Worsening pandemic chills US service sector momentum in November

People walk past the New York Stock Exchange (NYSE) at Wall Street on November 16, 2020 in New York City. Wall Street stocks rose early following upbeat news on a coronavirus vaccine and merger announcements in the banking and retail industries. Angela Weiss / AFP

 

WASHINGTON (AFP) — The US service sector saw activity continue to grow but at a slower rate in November, according to a survey released Thursday, as the country struggles with a rapidly deteriorating Covid-19 pandemic.

The Institute for Supply Management’s (ISM) services index was at 55.9 percent last month, slightly worse than expected and its second month of slowdown after October’s 56.6 percent reading.

ISM survey chief Anthony Nieves said, “Most companies are cautious as they navigate operations amid the pandemic and the aftermath of the U.S. presidential election.”

The sector remained above the 50-percent threshold indicating expansion, but analysts warned the second consecutive monthly decrease could mean the sector is in for a renewed, pandemic-fueled downturn, after contracting sharply when Covid-19 first struck the United States.

“While the recent string of positive vaccine news is encouraging, services, particularly consumer-facing firms, will not be on a stable footing until broad swathes of the population are immunized and the health crisis is fully over,” Oren Klachkin of Oxford Economics said.

Business activity fell more than three percentage points to 58 percent in the survey, while new orders fell 1.6 points to 57.2 percent.

However, prices rose more than two points to 66.1 percent, and employment climbed to 51.5 percent, a good sign considering many service industry employers were hit by mass layoffs after governments ordered business shutdowns as the pandemic arrived in March.
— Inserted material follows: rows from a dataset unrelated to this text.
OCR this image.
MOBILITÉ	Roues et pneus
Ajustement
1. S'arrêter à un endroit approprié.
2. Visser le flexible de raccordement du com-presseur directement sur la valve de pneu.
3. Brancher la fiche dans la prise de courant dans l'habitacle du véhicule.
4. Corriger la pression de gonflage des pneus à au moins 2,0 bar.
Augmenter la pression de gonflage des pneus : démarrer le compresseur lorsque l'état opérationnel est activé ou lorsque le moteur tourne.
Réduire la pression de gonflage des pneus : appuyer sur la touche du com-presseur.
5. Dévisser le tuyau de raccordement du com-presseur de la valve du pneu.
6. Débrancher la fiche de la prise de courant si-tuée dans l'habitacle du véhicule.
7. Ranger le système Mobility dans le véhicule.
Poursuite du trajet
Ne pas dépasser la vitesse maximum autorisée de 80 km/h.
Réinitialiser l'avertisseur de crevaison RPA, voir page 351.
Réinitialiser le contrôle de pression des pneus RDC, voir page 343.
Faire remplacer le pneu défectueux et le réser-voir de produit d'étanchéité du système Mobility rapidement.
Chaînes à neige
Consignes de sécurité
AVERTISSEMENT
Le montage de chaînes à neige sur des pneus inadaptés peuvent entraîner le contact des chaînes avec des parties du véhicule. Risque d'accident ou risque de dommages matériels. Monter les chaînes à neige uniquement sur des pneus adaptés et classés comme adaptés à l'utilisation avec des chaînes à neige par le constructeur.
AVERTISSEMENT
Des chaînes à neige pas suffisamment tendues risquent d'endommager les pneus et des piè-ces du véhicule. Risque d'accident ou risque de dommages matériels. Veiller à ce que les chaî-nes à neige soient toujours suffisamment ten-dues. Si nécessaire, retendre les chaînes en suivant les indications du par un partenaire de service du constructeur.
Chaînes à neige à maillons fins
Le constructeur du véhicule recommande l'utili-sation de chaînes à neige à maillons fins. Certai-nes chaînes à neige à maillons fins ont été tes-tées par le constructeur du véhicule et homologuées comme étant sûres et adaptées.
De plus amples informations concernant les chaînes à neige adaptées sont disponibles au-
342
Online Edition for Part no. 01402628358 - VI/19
Of sectors surveyed, 14 reported growth last month but four were in contraction, including real estate, educational services, arts and entertainment and other services.

The “recent spike in the infection rates of Covid-19 have caused us to pause plans to further reopen our campus,” an educational services company told the survey. “Sourcing for the resumption and expanded use of onsite testing of students and staff along with concerns over possible personal protective equipment shortages occupy most staff meetings.”

With coronavirus cases surging to record levels across the US and Congress deadlocked on another spending bill to renew extra support measures to businesses that expired earlier this year, Rubeela Farooqi warned the sector’s growth may not last.

“Risks are to the downside from new restrictions and closures that will weigh on demand and activity going forward,” she said in an analysis.